Специфическая, т. е. опосредствованная человеческим соз­нанием, связь означающего с означаемым, формы знака с его содержанием, может быть выражена по отношению к слову сле­дующим образом: слово реализует понятие о предмете, им обо­значенном [2, 58].

Основные подходы в решении гносеологического вопроса о сущности языковых знаков разнятся в зависимости от того, какая соотносительная пара факторов семиотического треуголь­ника (схема которого приводится ниже) берется за основную, часто за единственную.<103>

Так, для номиналистов, объективных идеалистов, решающим является отношение «знак — объект» (I), при этом первичным является знак, а объективный мир (предметный ряд) «конструи­руется при помощи знаков». Познающий или воспринимающий субъект исключается из знаковой ситуации.

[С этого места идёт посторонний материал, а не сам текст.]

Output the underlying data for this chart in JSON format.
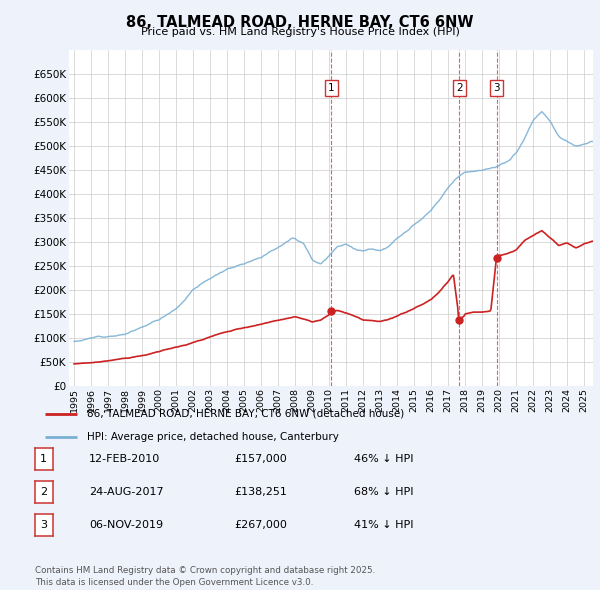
{
  "title": "86, TALMEAD ROAD, HERNE BAY, CT6 6NW",
  "subtitle": "Price paid vs. HM Land Registry's House Price Index (HPI)",
  "background_color": "#eef2fb",
  "plot_bg_color": "#ffffff",
  "hpi_color": "#7ab0d4",
  "price_color": "#cc2222",
  "ylim": [
    0,
    700000
  ],
  "yticks": [
    0,
    50000,
    100000,
    150000,
    200000,
    250000,
    300000,
    350000,
    400000,
    450000,
    500000,
    550000,
    600000,
    650000
  ],
  "xlim_start": 1994.7,
  "xlim_end": 2025.5,
  "legend_entries": [
    "86, TALMEAD ROAD, HERNE BAY, CT6 6NW (detached house)",
    "HPI: Average price, detached house, Canterbury"
  ],
  "transactions": [
    {
      "num": 1,
      "date": "12-FEB-2010",
      "price": 157000,
      "pct": "46%",
      "dir": "↓",
      "x": 2010.11
    },
    {
      "num": 2,
      "date": "24-AUG-2017",
      "price": 138251,
      "pct": "68%",
      "dir": "↓",
      "x": 2017.64
    },
    {
      "num": 3,
      "date": "06-NOV-2019",
      "price": 267000,
      "pct": "41%",
      "dir": "↓",
      "x": 2019.85
    }
  ],
  "footer": "Contains HM Land Registry data © Crown copyright and database right 2025.\nThis data is licensed under the Open Government Licence v3.0."
}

Для логицистов, представителей логического позитивизма, определяющим служит отношение «субъект — знак» (II). Объек­тивный мир исключается из анализа знаковой репрезентации. Отношение между субъектом и знаками, его умение оперировать знаками, комбинировать их по определенным логическим зако­нам составляет всю сущность знакового процесса.

Для бихевиористов, сторонников биологического прагматиз­ма, наисущественнейшей является ось «субъект — объект» (III), определяющая поведение субъекта в «предметном», эмпириче­ском опыте. Поэтому все факторы, конституирующие семиозис, есть не что иное, как отношение предрасположенности ожида­ния субъекта для целенаправленного поведения.